Laten we opnieuw naar Johannes luisteren. "Wie Jezus volgt, heeft deel aan het eeuwig leven". Nu al. Niet later, niet na de dood, maar nu. Het eeuwig leven is het èchte leven, het wàre leven, het leven in zijn oorspronkelijke bedoeling, zoals het uit Gods hand komt. Het is onverwoestbaar, het zal dood en bederf trotseren, maar dat is niet belangrijk.
Voor Jezus bezit iemand het eeuwig leven die zich tot zieken wendt met woorden van troost en met genezende handen. Wie het ware leven wil hebben moet mededogend zijn, gastvrij voor vreemdelingen en met een groot hart voor de zwakkeren op aarde. Het ware leven heeft de mens die brood breekt en deelt.

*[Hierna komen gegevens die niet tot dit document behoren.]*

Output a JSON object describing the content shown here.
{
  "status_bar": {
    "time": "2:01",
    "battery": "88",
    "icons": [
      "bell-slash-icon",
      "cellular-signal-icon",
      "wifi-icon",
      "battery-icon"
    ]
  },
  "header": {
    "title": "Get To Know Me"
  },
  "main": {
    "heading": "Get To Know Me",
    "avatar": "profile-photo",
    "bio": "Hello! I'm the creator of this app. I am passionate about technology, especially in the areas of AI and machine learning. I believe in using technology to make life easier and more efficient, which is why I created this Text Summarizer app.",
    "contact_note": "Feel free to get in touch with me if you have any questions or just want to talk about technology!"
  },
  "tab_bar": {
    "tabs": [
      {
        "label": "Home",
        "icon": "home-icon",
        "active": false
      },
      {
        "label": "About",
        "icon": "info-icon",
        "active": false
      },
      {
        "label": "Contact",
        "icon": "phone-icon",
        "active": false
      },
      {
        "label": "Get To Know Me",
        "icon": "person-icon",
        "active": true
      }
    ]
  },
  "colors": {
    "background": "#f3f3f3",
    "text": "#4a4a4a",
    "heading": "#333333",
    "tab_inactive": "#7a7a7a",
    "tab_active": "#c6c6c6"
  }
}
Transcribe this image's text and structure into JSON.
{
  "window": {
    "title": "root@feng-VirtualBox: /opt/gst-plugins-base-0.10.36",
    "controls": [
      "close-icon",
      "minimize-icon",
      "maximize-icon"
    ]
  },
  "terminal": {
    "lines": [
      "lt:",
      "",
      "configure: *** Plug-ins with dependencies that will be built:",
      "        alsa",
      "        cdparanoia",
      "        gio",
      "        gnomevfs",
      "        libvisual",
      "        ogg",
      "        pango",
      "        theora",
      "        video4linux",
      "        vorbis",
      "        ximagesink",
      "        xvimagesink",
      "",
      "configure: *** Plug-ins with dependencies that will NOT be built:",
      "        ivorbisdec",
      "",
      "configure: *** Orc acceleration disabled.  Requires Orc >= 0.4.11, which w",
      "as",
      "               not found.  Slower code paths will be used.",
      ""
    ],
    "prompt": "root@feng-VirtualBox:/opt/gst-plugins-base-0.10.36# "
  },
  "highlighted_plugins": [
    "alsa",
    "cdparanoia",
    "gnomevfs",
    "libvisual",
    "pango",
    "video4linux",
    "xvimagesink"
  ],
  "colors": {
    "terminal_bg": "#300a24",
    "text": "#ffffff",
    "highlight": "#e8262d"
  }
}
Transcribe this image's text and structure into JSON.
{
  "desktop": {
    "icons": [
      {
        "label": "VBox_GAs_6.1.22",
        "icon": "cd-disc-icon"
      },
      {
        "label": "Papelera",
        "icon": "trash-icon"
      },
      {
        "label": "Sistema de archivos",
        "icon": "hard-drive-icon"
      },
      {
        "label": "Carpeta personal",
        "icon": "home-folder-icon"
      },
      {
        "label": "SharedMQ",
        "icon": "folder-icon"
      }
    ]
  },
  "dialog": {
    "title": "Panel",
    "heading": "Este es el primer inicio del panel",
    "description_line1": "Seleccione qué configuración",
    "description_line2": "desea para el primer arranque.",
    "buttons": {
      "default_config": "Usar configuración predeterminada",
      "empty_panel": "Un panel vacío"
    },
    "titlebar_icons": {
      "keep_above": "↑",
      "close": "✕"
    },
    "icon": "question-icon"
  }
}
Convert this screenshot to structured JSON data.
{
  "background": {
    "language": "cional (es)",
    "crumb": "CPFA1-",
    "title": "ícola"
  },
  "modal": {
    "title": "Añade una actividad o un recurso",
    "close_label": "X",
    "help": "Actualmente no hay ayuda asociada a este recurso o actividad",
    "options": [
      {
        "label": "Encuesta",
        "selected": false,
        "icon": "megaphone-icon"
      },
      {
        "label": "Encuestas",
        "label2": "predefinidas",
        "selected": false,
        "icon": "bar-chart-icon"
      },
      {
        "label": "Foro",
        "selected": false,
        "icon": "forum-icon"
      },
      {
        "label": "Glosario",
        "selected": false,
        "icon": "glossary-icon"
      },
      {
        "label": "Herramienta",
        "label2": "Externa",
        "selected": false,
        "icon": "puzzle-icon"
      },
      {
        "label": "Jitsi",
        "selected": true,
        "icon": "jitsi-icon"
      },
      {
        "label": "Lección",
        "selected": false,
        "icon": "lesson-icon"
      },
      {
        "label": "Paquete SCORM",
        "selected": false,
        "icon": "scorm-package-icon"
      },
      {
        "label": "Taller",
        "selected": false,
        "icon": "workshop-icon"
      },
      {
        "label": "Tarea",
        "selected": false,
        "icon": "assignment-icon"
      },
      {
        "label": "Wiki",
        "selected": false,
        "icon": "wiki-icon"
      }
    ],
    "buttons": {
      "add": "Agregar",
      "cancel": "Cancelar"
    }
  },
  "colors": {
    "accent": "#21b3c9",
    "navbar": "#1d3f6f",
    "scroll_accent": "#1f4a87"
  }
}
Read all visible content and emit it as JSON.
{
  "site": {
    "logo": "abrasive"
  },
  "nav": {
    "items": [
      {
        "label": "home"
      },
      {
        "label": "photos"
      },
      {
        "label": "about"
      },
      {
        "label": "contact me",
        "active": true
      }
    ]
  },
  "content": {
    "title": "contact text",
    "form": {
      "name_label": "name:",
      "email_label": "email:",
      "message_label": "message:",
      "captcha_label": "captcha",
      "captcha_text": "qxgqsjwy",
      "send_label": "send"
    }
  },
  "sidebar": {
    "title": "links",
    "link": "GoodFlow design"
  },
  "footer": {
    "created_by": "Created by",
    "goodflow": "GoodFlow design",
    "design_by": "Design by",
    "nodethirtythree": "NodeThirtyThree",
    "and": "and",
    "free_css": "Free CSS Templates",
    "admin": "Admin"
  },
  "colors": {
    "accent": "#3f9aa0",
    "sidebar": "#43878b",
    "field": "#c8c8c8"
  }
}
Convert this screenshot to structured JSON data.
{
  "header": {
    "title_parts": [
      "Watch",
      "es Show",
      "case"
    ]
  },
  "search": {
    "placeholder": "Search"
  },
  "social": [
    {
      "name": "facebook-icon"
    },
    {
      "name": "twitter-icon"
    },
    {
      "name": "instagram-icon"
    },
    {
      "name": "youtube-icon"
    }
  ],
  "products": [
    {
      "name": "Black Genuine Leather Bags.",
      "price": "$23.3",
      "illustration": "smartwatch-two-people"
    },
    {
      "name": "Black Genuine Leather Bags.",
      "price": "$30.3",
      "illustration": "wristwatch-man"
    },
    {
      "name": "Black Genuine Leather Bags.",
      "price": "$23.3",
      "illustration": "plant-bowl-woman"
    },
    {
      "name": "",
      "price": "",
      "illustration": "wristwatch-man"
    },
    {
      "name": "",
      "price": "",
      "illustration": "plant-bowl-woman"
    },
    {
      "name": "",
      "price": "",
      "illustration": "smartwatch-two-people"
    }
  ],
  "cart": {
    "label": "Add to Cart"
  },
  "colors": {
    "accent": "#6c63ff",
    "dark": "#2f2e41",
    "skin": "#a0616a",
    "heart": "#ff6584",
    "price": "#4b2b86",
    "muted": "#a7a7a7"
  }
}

Een mens die oordeelt en handelt, niet uit eigenbelang, maar met het oog op het geheel, vanuit een goddelijk standpunt. Dat geeft je een goed gevoel, je voelt je in overeenstemming met de kosmos, je valt samen met het geheel.... Heel even. De eeuwigheid duurt soms maar een kort ogenblik, maar het verbindt je met alles en allen.
Misschien is die oude uitdrukking uit 1788 zo gek nog niet: het schouwen van God... dat is in elk geval niet kneuterig of knusjes. Je verliezen in God..., opgaan in het Al... Het lijkt me heel erg waar, als je het maar dichterlijk kunt verstaan.

TANTE BETSIE (2)

Toen mijn broertje stierf wilde mijn moeder geen uitvaart in het zwart, met donkere kazuifels en ornamenten. De priester zou wit dragen. Wit van de hoop. Tante Betsie was de peettante van mijn broertje. Mijn moeder belde haar op. Het zou vervelend zijn als ze de enige was die zwarte rouwkleding zou dragen. Op de dag van de begrafenis verscheen tante Betsie. Ze had zichzelf van top tot teen in het wit gestoken: witte kousen, mantelpak en hoedje. Het ontroerde mij diep. Ze deed het voor Dré. In haar witte mantelpakje zaten 20 pakjes sigaretten. Verborgen in het wit van de eeuwigheid. Ze ging met boter en stroop naar Visé terug. Ze zou de jaren van Dré en van Albert verder tellen.

TWEE ZINGENDE HERDERS

Lieve kinderen. Herder Simon was met 90 schapen onderweg. Hij liep voorop en zocht plekken in de woestijn waar een beetje gras groeide. Herder Jona zocht ook met zijn kudde naar eten en drinken. Toen werd het avond. Ergens in de buurt hadden de herders met stenen een ronde muur gestapeld. Daar liep herder Simon en herder Jona naar toe, want achter de muur waren de schapen veilig 's Nachts hoorde je soms de wolven huilen. Dan waren Simon en Jona direct klaarwakker. De volgende ochtend gingen ze weer op pad. Dan moesten de 90 schapen van Simon en de 80 schapen van Jona weer in hun eigen kudde met hun eigen baasje mee. Hoe zoek je zo iets uit? Schapen lijken zo op elkaar! Nou, dat was niet moeilijk. Simon liep een eindje naar buiten en begon te zingen. Alle negentig schapen van Simon herkenden die stem, want ze hielden van hem. En de tachentig schapen van Jona, die gingen op de stem van Jona af. Zo zegt Jezus, wil ik herder zijn. Een goede herder. En ik roep al mijn schapen bij hun naam. Dus als je hoort roepen: "Kom eens, jij daar, dan trekken we samen dit boompje omver..." of "Dan gaan we dat meisje op de hoek plagen..." dan is dat niet de stem van de herder... Maar als je hoort: "Heb je de kindjes uit Soedan op de televisie gezien, hoe een honger ze hadden; kun je ze niet helpen?" of "Zie je dat kindje huilen, kun je het niet troosten...?", dan hoor je de stem van de Herder!